Single by Bad Bunny

from the album El Último Tour Del Mundo
- Language: Spanish
- Released: November 27, 2020
- Genre: Rap rock, electronic rock
- Length: 3:12
- Label: Rimas
- Songwriters: Benito Martínez; Marco Borrero; Martin Coogan;
- Producer: MAG;

Bad Bunny singles chronology
| "Dakiti" (2020) | "Yo Visto Así" (2020) | "Booker T" (2021) |

Music video
- "Yo Visto Así" on YouTube

= Yo Visto Así =

2020 single by Bad Bunny

"Yo Visto Así" (English: "I Dress Like This") is a song by Puerto Rican rapper Bad Bunny. It was released on November 27, 2020 through Rimas Entertainment as the second single from Bad Bunny's third solo studio album, El Último Tour Del Mundo.

==Music video==
Directed by Bad Bunny and Stillz, the music video for "Yo Visto Así" premiered on November 27, 2020 along with the release of Bad Bunny's third solo studio album, El Último Tour Del Mundo. The video opens with a shot of the truck shown on the cover of El Último Tour Del Mundo and continues to move on into Bad Bunny in a skatepark with graffiti of what represents his second solo studio album YHLQMDLG (2020). The video proceeds to a photoshoot scene featuring cameos of many celebrities including Ricky Martin, Ruby Rose, Luka Sabbat, Sofia Vergara, Ryan Garcia, Sech, Karol G, Francisco Lindor, Bad Bunny’s brother, and more.

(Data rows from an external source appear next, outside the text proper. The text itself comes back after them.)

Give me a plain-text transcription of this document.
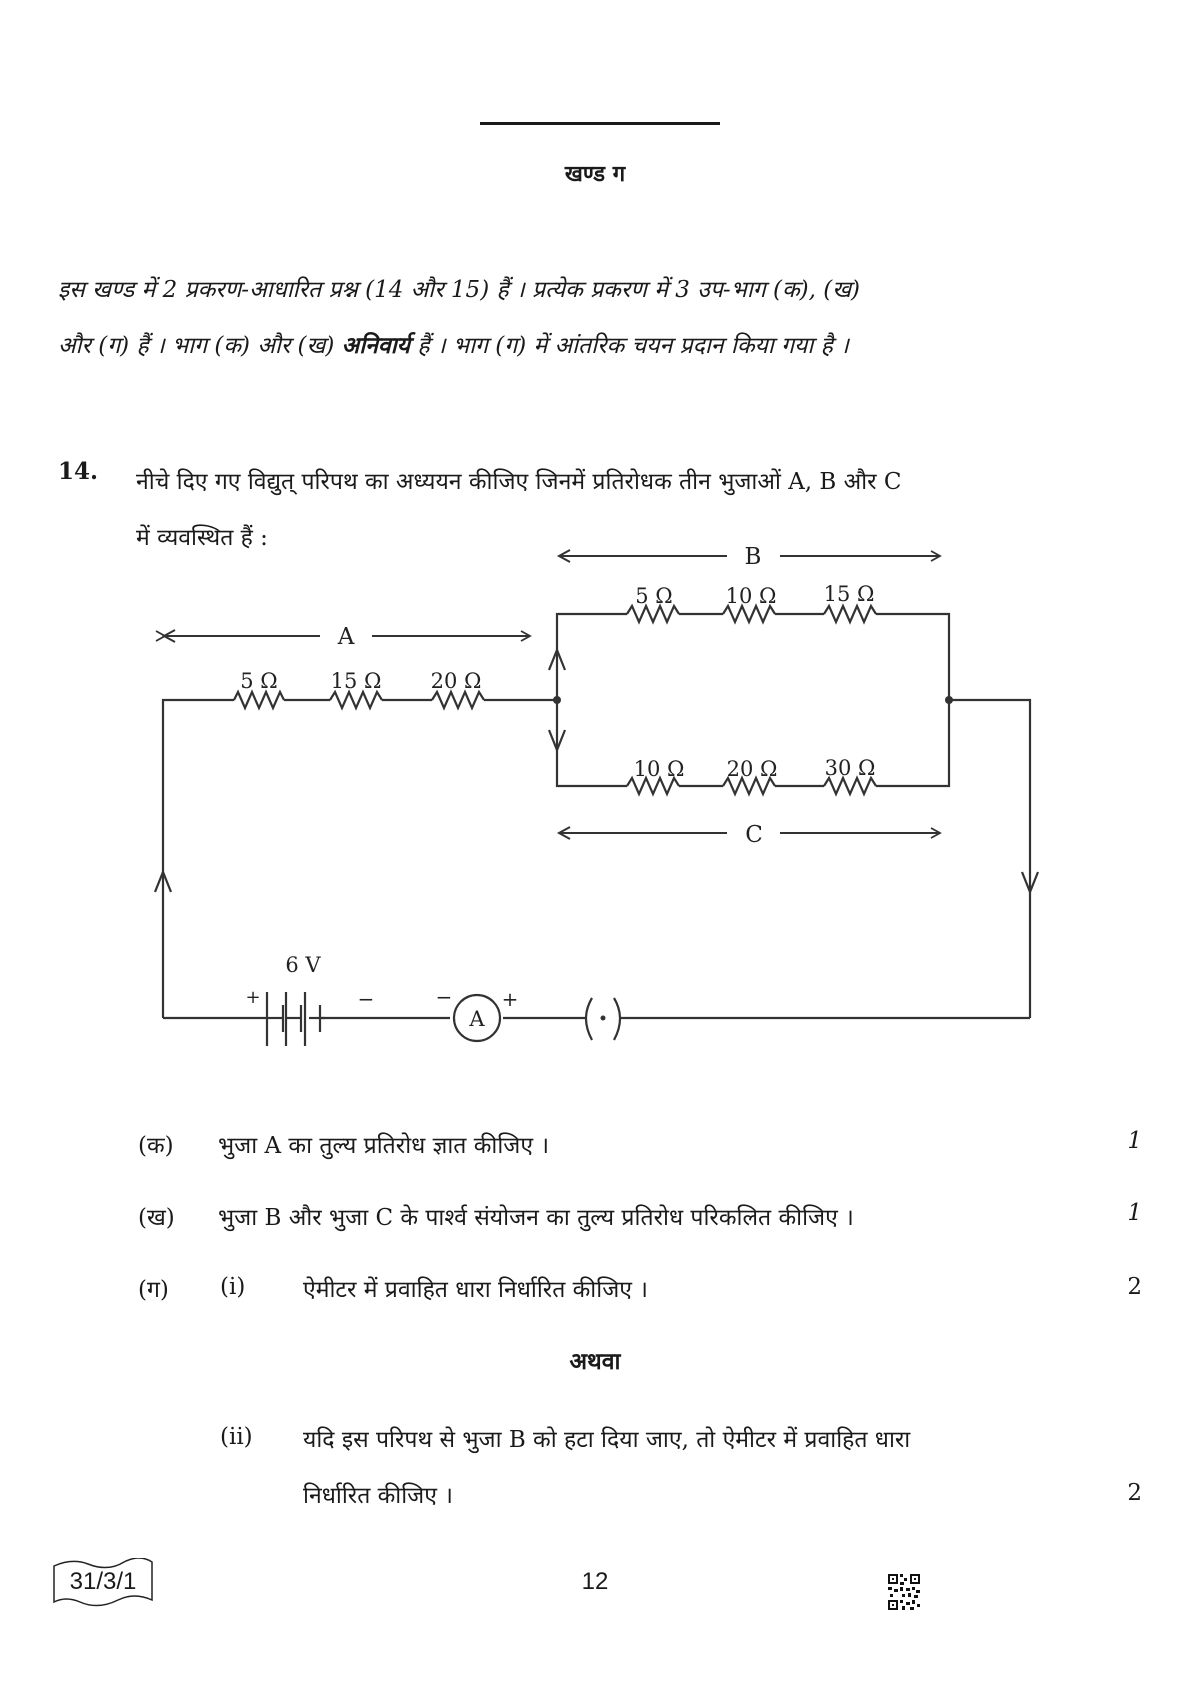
खण्ड ग
इस खण्ड में 2 प्रकरण-आधारित प्रश्न (14 और 15) हैं । प्रत्येक प्रकरण में 3 उप-भाग (क), (ख)
और (ग) हैं । भाग (क) और (ख) अनिवार्य हैं । भाग (ग) में आंतरिक चयन प्रदान किया गया है ।
14. नीचे दिए गए विद्युत् परिपथ का अध्ययन कीजिए जिनमें प्रतिरोधक तीन भुजाओं A, B और C
में व्यवस्थित हैं :
A
B
C
5 Ω	15 Ω 20 Ω
5 Ω	10 Ω 15 Ω
10 Ω 20 Ω 30 Ω
6 V
+	−
A
− +
(क) भुजा A का तुल्य प्रतिरोध ज्ञात कीजिए ।	1
(ख) भुजा B और भुजा C के पार्श्व संयोजन का तुल्य प्रतिरोध परिकलित कीजिए ।	1
(ग) (i)	ऐमीटर में प्रवाहित धारा निर्धारित कीजिए ।	2
अथवा
(ii) यदि इस परिपथ से भुजा B को हटा दिया जाए, तो ऐमीटर में प्रवाहित धारा
निर्धारित कीजिए ।	2
31/3/1	12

The video closes with shots of Bad Bunny in an empty stadium.

==Charts==

| Chart (2020) | Peak position |
|---|---|
| Argentina Hot 100 (Billboard) | 74 |
| Global 200 (Billboard) | 25 |
| Spain (PROMUSICAE) | 4 |
| US Billboard Hot 100 | 64 |
| US Hot Latin Songs (Billboard) | 5 |

==Certifications==

| Region | Certification | Certified units/sales |
| Spain (Promusicae) | Platinum | 60,000^{‡} |
^{‡} Sales+streaming figures based on certification alone.